Second baseman Mark Grudzielanek said it would have been more satisfying to clinch in Chicago if the Cubs had a contending team.
"If they might have been a little bit closer it would probably be a little more special," Grudzielanek said. "But it's one of those things where I don't think they've really got their thing together."
Closing in on their fifth playoff berth in six years, the Cardinals could still clinch a tie for the NL Central championship later Wednesday night with a Houston loss to Florida.
Jason Bay homered, doubled and drove in two runs off Jason Marquis (12-14) for the Pirates, who finished 4-12 against the Cardinals this season. Bay is 10-for-19 against Marquis with three homers, four doubles, a triple and eight RBIs, and he added a third hit with a single in the seventh.
Eldred, the Pirates' minor league player of the year last season, homered leading off the second and hit his ninth over the visitors' bullpen in left field with one out in the sixth for a 4-1 lead.
Perez was ejected with two outs in the second inning after hitting Hector Luna in the left leg with a pitch during an otherwise quiet game between teams that feuded recently. Perez was on the 15-day disabled list with a broken big toe when the teams had a pregame scuffle on Aug. 24 in Pittsburgh that led to the suspensions of Pirates batting coach Gerald Perry and Cardinals pitching coach Dave Duncan along with then-Pirates manager Lloyd McClendon.
This was Perry's first game back after an eight-game banishment. Plate umpire Eric Cooper appeared to warn Marquis before the top of the third.

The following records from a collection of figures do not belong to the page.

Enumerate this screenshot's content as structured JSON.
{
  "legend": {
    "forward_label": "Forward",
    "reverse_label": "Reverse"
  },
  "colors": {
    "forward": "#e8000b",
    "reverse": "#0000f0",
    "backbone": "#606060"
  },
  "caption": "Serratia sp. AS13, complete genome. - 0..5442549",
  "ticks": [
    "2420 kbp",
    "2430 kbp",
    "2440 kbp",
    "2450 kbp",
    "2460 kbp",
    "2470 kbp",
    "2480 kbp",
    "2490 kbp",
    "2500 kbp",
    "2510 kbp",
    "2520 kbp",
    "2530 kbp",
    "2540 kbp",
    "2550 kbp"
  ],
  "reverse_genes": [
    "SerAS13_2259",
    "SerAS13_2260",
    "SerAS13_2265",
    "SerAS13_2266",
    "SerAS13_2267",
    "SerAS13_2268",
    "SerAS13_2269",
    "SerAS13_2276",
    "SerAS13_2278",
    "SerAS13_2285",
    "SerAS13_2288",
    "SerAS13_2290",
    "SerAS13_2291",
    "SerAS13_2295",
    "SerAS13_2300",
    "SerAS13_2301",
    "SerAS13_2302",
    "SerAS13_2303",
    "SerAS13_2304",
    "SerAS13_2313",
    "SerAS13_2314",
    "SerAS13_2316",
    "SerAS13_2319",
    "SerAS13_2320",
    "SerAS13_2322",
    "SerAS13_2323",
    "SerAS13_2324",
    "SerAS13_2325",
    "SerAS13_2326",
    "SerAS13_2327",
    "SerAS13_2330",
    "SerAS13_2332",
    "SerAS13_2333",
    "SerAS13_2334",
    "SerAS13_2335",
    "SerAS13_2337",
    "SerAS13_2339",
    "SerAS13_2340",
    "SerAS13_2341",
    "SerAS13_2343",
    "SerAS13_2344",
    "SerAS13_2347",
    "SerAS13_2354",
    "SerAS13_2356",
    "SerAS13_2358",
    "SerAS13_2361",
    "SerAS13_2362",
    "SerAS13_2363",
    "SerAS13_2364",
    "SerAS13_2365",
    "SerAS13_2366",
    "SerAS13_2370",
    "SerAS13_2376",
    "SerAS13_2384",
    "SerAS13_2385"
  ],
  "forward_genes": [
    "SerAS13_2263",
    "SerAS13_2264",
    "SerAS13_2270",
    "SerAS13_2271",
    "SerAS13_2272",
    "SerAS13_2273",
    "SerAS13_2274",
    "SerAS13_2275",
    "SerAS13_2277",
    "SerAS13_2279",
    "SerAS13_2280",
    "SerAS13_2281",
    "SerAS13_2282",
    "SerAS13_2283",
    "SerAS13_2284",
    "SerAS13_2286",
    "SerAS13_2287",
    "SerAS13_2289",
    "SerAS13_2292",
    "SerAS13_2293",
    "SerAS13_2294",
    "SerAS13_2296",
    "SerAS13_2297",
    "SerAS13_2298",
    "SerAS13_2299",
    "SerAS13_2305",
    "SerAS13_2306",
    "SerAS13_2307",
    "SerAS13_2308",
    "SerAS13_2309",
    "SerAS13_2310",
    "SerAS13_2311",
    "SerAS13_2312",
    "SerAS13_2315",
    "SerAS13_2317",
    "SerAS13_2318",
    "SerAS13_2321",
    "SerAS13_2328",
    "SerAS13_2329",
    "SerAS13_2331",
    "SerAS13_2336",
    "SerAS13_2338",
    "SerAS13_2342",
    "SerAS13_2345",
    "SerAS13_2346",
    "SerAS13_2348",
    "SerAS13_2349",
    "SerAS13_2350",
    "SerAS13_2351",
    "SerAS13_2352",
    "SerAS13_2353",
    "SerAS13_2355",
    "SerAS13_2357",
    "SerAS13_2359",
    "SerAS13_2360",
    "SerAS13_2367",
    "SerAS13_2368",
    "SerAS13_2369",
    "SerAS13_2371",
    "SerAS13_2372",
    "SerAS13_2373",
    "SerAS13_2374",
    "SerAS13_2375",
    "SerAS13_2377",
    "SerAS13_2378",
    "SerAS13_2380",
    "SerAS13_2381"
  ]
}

Cooper said he was alerted by Bob Watson, baseball's vice president of on-field operations, about potential trouble between the teams before the series. He also noted that Luna was at the center of the confrontation in Pittsburgh after his hard slide knocked out second baseman Jose Castillo for the season with a knee injury.
"He had been hit once before in the series," Cooper told a pool reporter. "It was certain given the variables I had to work with in that particular game, in that particular situation with the pitcher hitting behind him, I thought he was throwing at him intentionally."
Perez denied he plunked Luna on purpose.
"I had a no-hitter, that is why I was so surprised," Perez said. "I want to show what I can do. There's no way I would ever throw at anybody intentionally."
Mackanin understood Cooper's view.
"I can see why he's suspicious," he said. "But we had played two clean games."
Mike Gonzalez, the Pirates' seventh pitcher, got two outs for his second save. He struck out pinch-hitter Reggie Sanders and retired So Taguchi on a grounder with runners at second and third for Pittsburgh's first save in 28 games. Ryan Vogelsong (2-1) allowed a run in 2 1-3 innings.
Bay hit his 29th homer in the first, and Eldred's first homer made it 2-0. Bay's RBI double made it 3-1 in the fifth.
Einar Diaz's RBI double came in the fourth. Leadoff walks issued by John Grabow to David Eckstein and Grudzielanek in the seventh helped the Cardinals cut the gap to one on Albert Pujols' run-scoring groundout and John Gall's sacrifice fly to the left-field wall, both off Jose Mesa.
Tike Redman's RBI double in the ninth off Julian Tavarez put the Pirates ahead 5-3.
Marquis lasted six innings and gave up four runs, three earned, and eight hits. He won his previous three starts, two of them complete games.
"Mentally, I feel great," Marquis said. "You have games where you get beat even though you've thrown the ball well."
Notes: The Cardinals received approval from
Major League Baseball to begin selling tickets for the postseason on Sept. 19. ... Hall of Famer Stan Musial participated in the Busch Stadium countdown, removing his uniform No. 6 from the right-field wall. ... Bay scored his 100th run, become the first Pirates player to reach the century mark since Brian Giles in 2001. ... Grudzielanek returned to the Cardinals' lineup after missing seven games with a lower back injury and was 2-for-4 with a walk. ... A paid crowd of 40,172 was the Cardinals' 37th straight of 40,000 or more.